Эта фраза удивила меня, и в своем ответе я упомянула о ней с оттенком неодобрения. Заза стала защищаться: она прекрасно знала, что развлечения ничего не решают. «Недавно, — писала она, — наша семья с друзьями предприняла большую поездку в страну басков; мне же так хотелось побыть одной, что я сама себе поранила ногу топором, чтобы не ехать. Целую неделю я просидела в шезлонге, выслушивая слова сочувствия, но по крайней мере я получила возможность немного отдохнуть от всех, ни с кем не разговаривать и не участвовать в развлечениях».
Я была потрясена. Уж я-то знала, как можно отчаянно желать одиночества и «возможности ни с кем не разговаривать». Но у меня никогда не хватило бы смелости рассечь себе ногу. Нет, Заза не была ни безразличной, ни покорной — в ней таилась какая-то сила, которая меня даже немного пугала. К ее словам нельзя относиться легкомысленно, ведь она гораздо скупее на них, чем я. Не спровоцируй я ее, она бы даже не упомянула об этом случае.
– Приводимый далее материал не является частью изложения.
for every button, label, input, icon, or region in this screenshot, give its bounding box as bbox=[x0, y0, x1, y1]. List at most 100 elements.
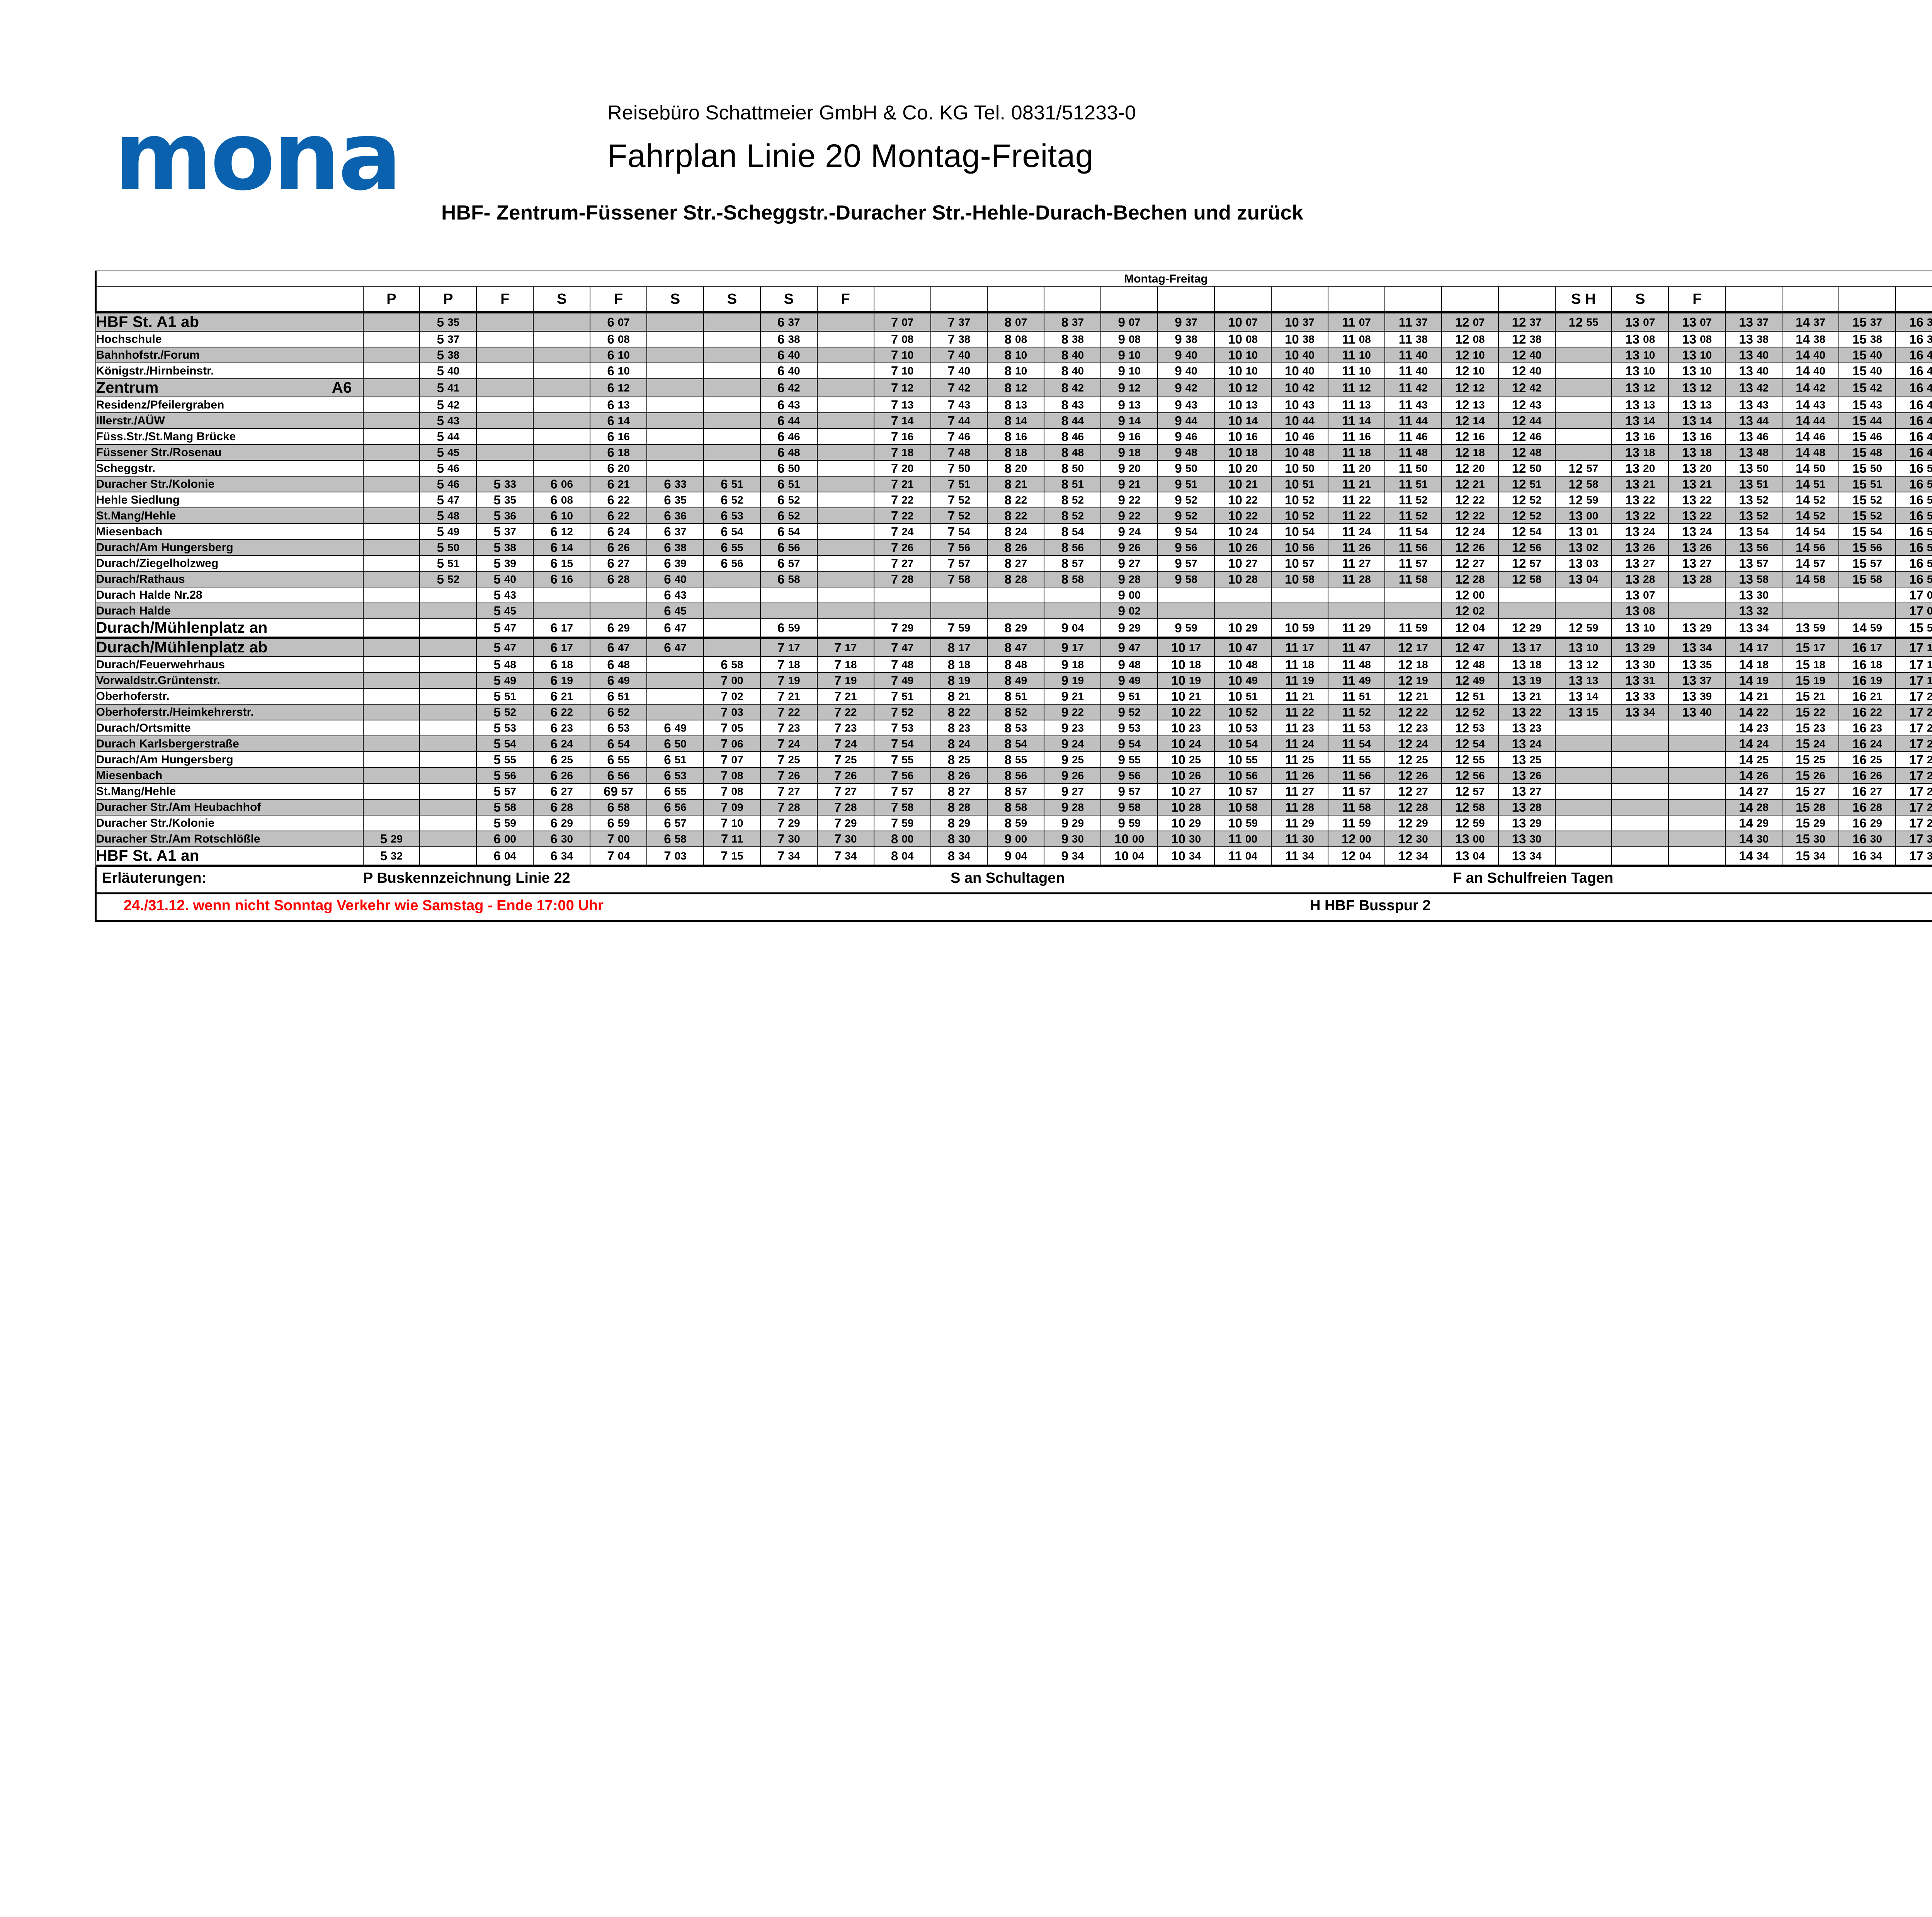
departure-time-cell: 10 04 bbox=[1100, 846, 1158, 867]
departure-time-cell: 6 24 bbox=[533, 735, 591, 752]
departure-time-cell: 13 13 bbox=[1668, 397, 1726, 413]
stop-name-cell: Zentrum A6 bbox=[95, 378, 364, 397]
departure-time-cell bbox=[1611, 735, 1669, 752]
departure-time-cell: 1640 bbox=[1895, 347, 1932, 363]
departure-time-cell: 12 59 bbox=[1554, 492, 1612, 508]
stop-name: Bahnhofstr./Forum bbox=[96, 348, 200, 361]
departure-time-cell: 5 48 bbox=[419, 507, 477, 524]
departure-time-cell: 7 57 bbox=[873, 783, 931, 800]
departure-time-cell: 7 59 bbox=[873, 815, 931, 831]
departure-time-cell: 6 26 bbox=[590, 539, 648, 556]
departure-time-cell: 13 22 bbox=[1611, 492, 1669, 508]
departure-time-cell: 13 10 bbox=[1668, 347, 1726, 363]
departure-time-cell: 12 28 bbox=[1441, 571, 1499, 587]
departure-time-cell: 13 04 bbox=[1441, 846, 1499, 867]
departure-time-cell: 7 30 bbox=[760, 831, 818, 847]
departure-time-cell: 11 38 bbox=[1384, 331, 1442, 347]
departure-time-cell: 13 59 bbox=[1782, 618, 1840, 639]
timetable: Montag-Freitag P P F S F S S S F S H S F HBF St. A1 a… bbox=[94, 271, 1932, 867]
departure-time-cell bbox=[362, 704, 420, 720]
departure-time-cell bbox=[873, 587, 931, 603]
departure-time-cell: 11 12 bbox=[1327, 378, 1385, 397]
departure-time-cell bbox=[703, 444, 761, 461]
departure-time-cell: 12 40 bbox=[1498, 347, 1556, 363]
departure-time-cell: 14 22 bbox=[1725, 704, 1783, 720]
departure-time-cell: 13 08 bbox=[1611, 603, 1669, 619]
departure-time-cell: 6 08 bbox=[590, 331, 648, 347]
departure-time-cell bbox=[646, 704, 704, 720]
departure-time-cell: 11 18 bbox=[1327, 444, 1385, 461]
departure-time-cell: 8 10 bbox=[987, 363, 1045, 379]
departure-time-cell: 7 54 bbox=[873, 735, 931, 752]
departure-time-cell: 12 27 bbox=[1384, 783, 1442, 800]
departure-time-cell: 5 49 bbox=[419, 523, 477, 540]
stop-name-cell: Durach/Am Hungersberg bbox=[95, 751, 364, 768]
stop-name: Residenz/Pfeilergraben bbox=[96, 398, 224, 411]
departure-time-cell: 9 30 bbox=[1044, 831, 1102, 847]
stop-name: Durach/Ziegelholzweg bbox=[96, 557, 219, 570]
departure-time-cell: 8 26 bbox=[930, 767, 988, 784]
departure-time-cell: 11 23 bbox=[1271, 720, 1328, 736]
departure-time-cell: 14 27 bbox=[1725, 783, 1783, 800]
service-code-cell bbox=[1157, 286, 1215, 313]
departure-time-cell: 12 29 bbox=[1384, 815, 1442, 831]
departure-time-cell: 14 48 bbox=[1782, 444, 1840, 461]
departure-time-cell bbox=[760, 587, 818, 603]
departure-time-cell: 8 40 bbox=[1044, 363, 1102, 379]
departure-time-cell: 7 12 bbox=[873, 378, 931, 397]
departure-time-cell: 10 52 bbox=[1271, 507, 1328, 524]
departure-time-cell bbox=[1554, 815, 1612, 831]
departure-time-cell: 10 57 bbox=[1214, 783, 1272, 800]
departure-time-cell: 13 22 bbox=[1668, 492, 1726, 508]
stop-name: Durach Halde bbox=[96, 604, 171, 617]
departure-time-cell bbox=[1044, 603, 1102, 619]
departure-time-cell: 12 18 bbox=[1384, 656, 1442, 673]
departure-time-cell: 5 45 bbox=[419, 444, 477, 461]
stop-name-cell: Illerstr./AÜW bbox=[95, 412, 364, 429]
departure-time-cell bbox=[362, 656, 420, 673]
departure-time-cell: 8 28 bbox=[930, 799, 988, 815]
stop-name: Oberhoferstr. bbox=[96, 690, 170, 703]
departure-time-cell: 11 08 bbox=[1327, 331, 1385, 347]
departure-time-cell: 7 42 bbox=[930, 378, 988, 397]
departure-time-cell bbox=[816, 444, 874, 461]
departure-time-cell bbox=[1554, 799, 1612, 815]
departure-time-cell bbox=[1214, 587, 1272, 603]
stop-name-cell: Durach Halde bbox=[95, 603, 364, 619]
departure-time-cell: 7 22 bbox=[873, 507, 931, 524]
table-row: Königstr./Hirnbeinstr. 5 40 6 10 6 40 7 10 7 40 8 10… bbox=[95, 363, 1932, 379]
departure-time-cell: 13 24 bbox=[1611, 523, 1669, 540]
departure-time-cell: 8 42 bbox=[1044, 378, 1102, 397]
departure-time-cell: 13 28 bbox=[1668, 571, 1726, 587]
stop-name: Füssener Str./Rosenau bbox=[96, 446, 222, 459]
departure-time-cell bbox=[1554, 428, 1612, 445]
stop-name-cell: Duracher Str./Kolonie bbox=[95, 476, 364, 492]
departure-time-cell bbox=[1554, 603, 1612, 619]
stop-name-cell: Durach Karlsbergerstraße bbox=[95, 735, 364, 752]
table-row: Miesenbach 5 56 6 26 6 56 6 53 7 08 7 26 7 26 7 56 8 26 8 56… bbox=[95, 767, 1932, 784]
departure-time-cell: 6 07 bbox=[590, 312, 648, 332]
departure-time-cell: 10 40 bbox=[1271, 347, 1328, 363]
departure-time-cell: 9 49 bbox=[1100, 672, 1158, 689]
departure-time-cell: 13 38 bbox=[1725, 331, 1783, 347]
departure-time-cell: 15 51 bbox=[1838, 476, 1896, 492]
legend-label: Erläuterungen: bbox=[102, 870, 207, 886]
departure-time-cell: 11 29 bbox=[1327, 618, 1385, 639]
stop-name-cell: Hehle Siedlung bbox=[95, 492, 364, 508]
departure-time-cell: 6 55 bbox=[646, 783, 704, 800]
departure-time-cell bbox=[419, 799, 477, 815]
service-code-cell bbox=[1044, 286, 1102, 313]
service-code-cell: S bbox=[760, 286, 818, 313]
departure-time-cell: 10 22 bbox=[1214, 492, 1272, 508]
departure-time-cell bbox=[703, 347, 761, 363]
departure-time-cell: 7 21 bbox=[873, 476, 931, 492]
departure-time-cell: 1700 bbox=[1895, 587, 1932, 603]
departure-time-cell: 9 13 bbox=[1100, 397, 1158, 413]
departure-time-cell bbox=[816, 460, 874, 477]
banner-row: Montag-Freitag bbox=[94, 271, 1932, 287]
departure-time-cell: 12 07 bbox=[1441, 312, 1499, 332]
departure-time-cell: 10 21 bbox=[1214, 476, 1272, 492]
departure-time-cell: 13 57 bbox=[1725, 555, 1783, 572]
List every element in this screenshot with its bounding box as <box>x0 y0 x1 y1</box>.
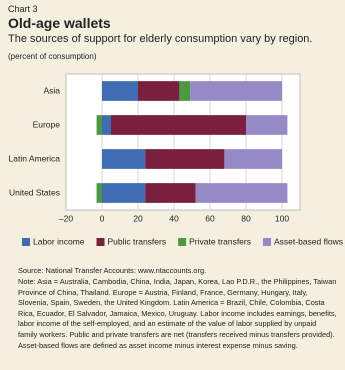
bar-segment <box>96 115 102 135</box>
y-tick-label: Europe <box>33 119 61 129</box>
bar-segment <box>224 149 282 169</box>
y-tick-label: United States <box>9 187 60 197</box>
y-tick-label: Latin America <box>9 153 61 163</box>
chart-label: Chart 3 <box>8 4 38 14</box>
source: Source: National Transfer Accounts: www.… <box>18 266 207 275</box>
x-tick-label: –20 <box>59 213 73 223</box>
y-tick-label: Asia <box>43 85 60 95</box>
bar-segment <box>138 81 180 101</box>
x-tick-label: 20 <box>133 213 143 223</box>
bar-segment <box>195 183 288 203</box>
unit-note: (percent of consumption) <box>8 52 97 61</box>
bar-segment <box>111 115 246 135</box>
x-tick-label: 0 <box>100 213 105 223</box>
chart-title: Old-age wallets <box>8 15 111 31</box>
chart-subtitle: The sources of support for elderly consu… <box>8 33 313 45</box>
legend-swatch <box>178 238 187 246</box>
bar-segment <box>145 149 225 169</box>
bar-segment <box>145 183 196 203</box>
bar-segment <box>246 115 288 135</box>
chart: –20 0 20 40 60 80 100 Asia Europe Latin America Un… <box>9 73 343 246</box>
x-tick-label: 60 <box>205 213 215 223</box>
legend-label: Private transfers <box>189 236 251 246</box>
bar-segment <box>102 183 146 203</box>
bar-segment <box>102 115 111 135</box>
legend-swatch <box>22 238 30 246</box>
bar-segment <box>96 183 102 203</box>
legend-label: Public transfers <box>108 236 167 246</box>
x-tick-label: 40 <box>169 213 179 223</box>
x-tick-label: 80 <box>241 213 251 223</box>
bar-segment <box>102 149 146 169</box>
legend-label: Asset-based flows <box>274 236 343 246</box>
legend-label: Labor income <box>33 236 85 246</box>
bar-segment <box>102 81 138 101</box>
legend-swatch <box>263 238 271 246</box>
note: Note: Asia = Australia, Cambodia, China,… <box>18 277 337 350</box>
legend-swatch <box>96 238 105 246</box>
bar-segment <box>179 81 191 101</box>
x-tick-label: 100 <box>275 213 289 223</box>
bar-segment <box>190 81 282 101</box>
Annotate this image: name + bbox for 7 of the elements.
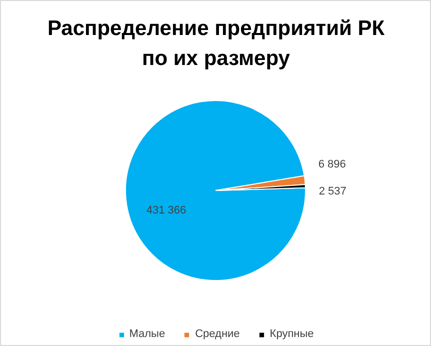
data-label: 2 537 <box>318 186 346 198</box>
legend-label: Крупные <box>270 328 314 340</box>
chart-title: Распределение предприятий РК по их размеру <box>47 17 385 70</box>
legend-label: Малые <box>129 328 166 340</box>
data-label: 431 366 <box>146 204 186 216</box>
data-label: 6 896 <box>318 158 346 171</box>
legend-label: Средние <box>195 328 240 340</box>
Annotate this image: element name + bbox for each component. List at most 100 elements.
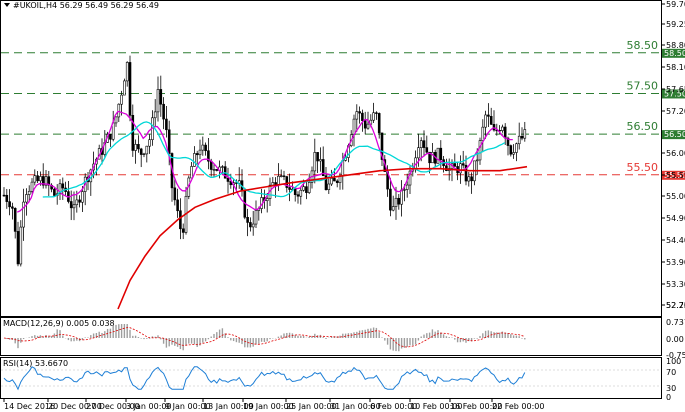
price-tick-label: 54.40 (666, 236, 685, 245)
level-price-tag-label: 58.50 (664, 49, 685, 58)
candle-body (156, 89, 160, 113)
candle-body (422, 140, 426, 148)
candle-body (299, 189, 303, 197)
candle-body (487, 114, 490, 117)
candle-body (137, 144, 140, 150)
candle-body (30, 181, 34, 192)
candle-body (36, 175, 39, 182)
candle-body (226, 177, 230, 182)
candle-body (431, 152, 434, 164)
candle-body (128, 62, 132, 116)
candle-body (403, 189, 406, 191)
time-tick-label: 20 Dec 00:00 (48, 402, 102, 411)
level-label: 55.50 (627, 161, 659, 174)
candle-body (436, 147, 440, 164)
symbol-dropdown-icon[interactable] (4, 3, 10, 7)
candle-body (333, 178, 336, 182)
candle-body (372, 112, 375, 121)
time-tick-label: 10 Feb 00:00 (410, 402, 462, 411)
candle-body (215, 169, 219, 171)
price-tick-label: 59.70 (666, 0, 685, 9)
candle-body (492, 124, 496, 131)
candle-body (246, 216, 249, 223)
candle-body (484, 114, 487, 128)
candle-body (503, 126, 507, 139)
candle-body (2, 194, 6, 197)
ma-slow-line (117, 165, 528, 310)
candle-body (207, 150, 210, 162)
rsi-axis-label: 0 (666, 393, 671, 402)
candle-body (389, 188, 392, 211)
candle-body (159, 89, 163, 105)
candle-body (405, 184, 409, 190)
candle-body (282, 175, 286, 177)
candle-body (22, 201, 25, 228)
time-tick-label: 3 Jan 00:00 (126, 402, 172, 411)
candle-body (148, 139, 151, 147)
rsi-axis-label: 30 (666, 384, 676, 393)
candle-body (58, 183, 62, 195)
candle-body (16, 231, 20, 265)
candle-body (142, 153, 146, 155)
rsi-axis-label: 100 (666, 357, 681, 366)
candle-body (520, 135, 524, 139)
candle-body (265, 198, 269, 202)
candle-body (419, 140, 423, 149)
candle-body (212, 169, 216, 171)
candle-body (461, 163, 465, 166)
macd-signal-line (3, 327, 525, 348)
candle-body (358, 111, 361, 114)
candle-body (145, 145, 149, 155)
candle-body (319, 159, 322, 162)
candle-body (296, 194, 300, 197)
candle-body (251, 223, 255, 228)
candle-body (181, 228, 185, 233)
candle-body (445, 165, 448, 171)
level-label: 57.50 (627, 79, 659, 92)
level-price-tag-label: 57.50 (664, 89, 685, 98)
candle-body (363, 120, 367, 129)
candle-body (204, 144, 207, 152)
level-label: 58.50 (627, 39, 659, 52)
level-label: 56.50 (627, 120, 659, 133)
candle-body (81, 191, 84, 203)
macd-indicator (3, 324, 526, 352)
candle-body (69, 201, 73, 209)
macd-axis: 0.737 0.00 -0.755 (666, 318, 685, 360)
level-price-tag (662, 130, 685, 140)
level-price-tag-label: 56.50 (664, 130, 685, 139)
candle-body (179, 210, 182, 230)
candle-body (293, 188, 297, 195)
level-price-tag (662, 48, 685, 58)
candle-body (478, 140, 482, 161)
candle-body (425, 147, 429, 153)
candle-body (467, 176, 471, 182)
macd-label: MACD(12,26,9) 0.005 0.038 (3, 319, 115, 328)
candle-body (285, 176, 289, 188)
time-tick-label: 27 Dec 00:00 (86, 402, 140, 411)
candle-body (335, 180, 339, 183)
candle-body (408, 170, 412, 186)
price-tick-label: 56.00 (666, 149, 685, 158)
time-tick-label: 13 Jan 00:00 (203, 402, 254, 411)
candle-body (254, 210, 258, 225)
candle-body (33, 175, 37, 183)
rsi-indicator (1, 366, 661, 391)
candle-body (176, 199, 179, 212)
rsi-label: RSI(14) 53.6670 (3, 359, 68, 368)
candle-body (114, 116, 118, 124)
candle-body (489, 116, 493, 125)
candle-body (190, 166, 193, 179)
symbol-header: #UKOIL,H4 56.29 56.49 56.29 56.49 (13, 1, 159, 10)
candle-body (324, 175, 328, 191)
candle-body (153, 111, 157, 119)
candle-body (53, 188, 56, 196)
candle-body (302, 186, 305, 191)
candle-body (509, 145, 513, 155)
candle-body (72, 204, 76, 209)
price-tick-label: 57.65 (666, 85, 685, 94)
ma-fast-line (16, 110, 513, 213)
candle-body (313, 152, 317, 172)
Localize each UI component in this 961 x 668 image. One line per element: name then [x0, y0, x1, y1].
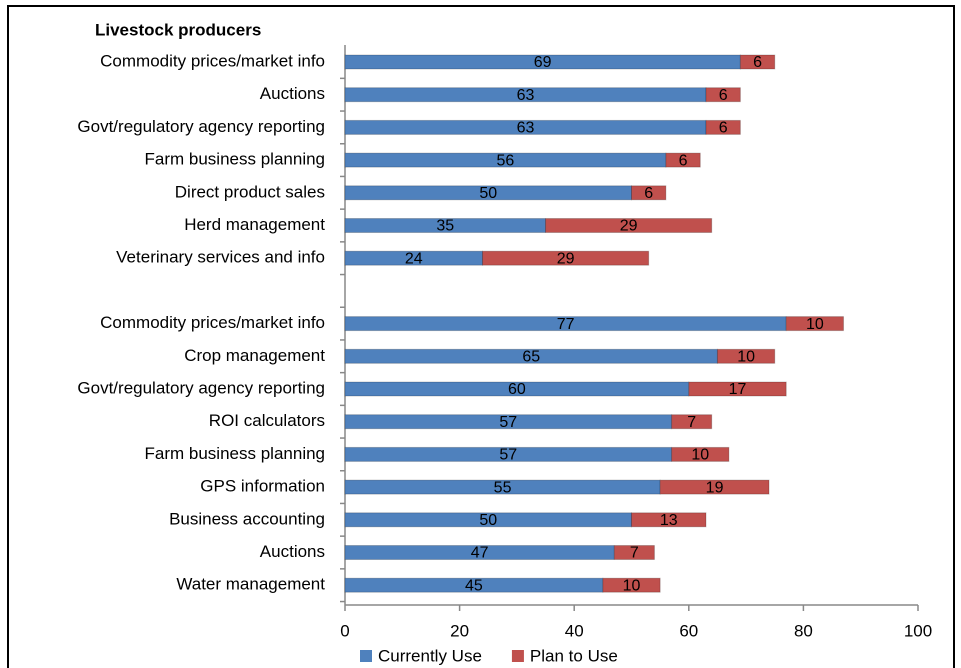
legend-label: Plan to Use: [530, 646, 618, 665]
value-label: 6: [644, 185, 653, 202]
bar-segment: [631, 185, 667, 201]
value-label: 10: [623, 577, 641, 594]
y-tick-label: Govt/regulatory agency reporting: [77, 378, 325, 397]
y-tick-label: Herd management: [184, 215, 325, 234]
value-label: 29: [557, 250, 575, 267]
bar-segment: [344, 316, 787, 332]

Я больше ничего не хотела от нее скрывать: я призналась, что уже не верую; она ответила, что догадывалась; она тоже в этом году пережила религиозный кризис. «Сравнив веру, религиозные обряды, в которых я участвовала, будучи девочкой, и устои католицизма со всеми своими новыми идеями, я обнаружила такое несоответствие, такую пропасть между двумя образами мыслей, что у меня началось что-то вроде головокружения. Клодель очень помог мне, и я не могу выразить, насколько я ему обязана. Я верю так, как верила в шесть лет, больше сердцем, нежели разумом, и даже вовсе отказываясь от разума. Богословские споры почти всегда кажутся мне абсурдными и смешными. Я думаю, что Господь для нас непостижим, он от нас сокрыт и вера в него — это сверхъестественный дар, который он нам ниспосылает. Вот почему я могу лишь от всего сердца жалеть тех, кто лишен этой благодати, и думаю, что если они чистосердечны и жаждут истины, то она рано или поздно откроется им… Впрочем, — добавляла Заза, — вера не приносит полного удовлетворения; мир в сердце одинаково недостижим и когда веришь, и когда не веришь — вера лишь дает надежду, что познаешь умиротворение в другой жизни». Это значило, что Заза не только принимает меня такой, какая я есть, но и всячески старается не допустить и тени превосходства со своей стороны; если в небе она и видела лучик света, то на земле блуждала ощупью в тех же потемках, что и я; мы продолжали идти бок о бок.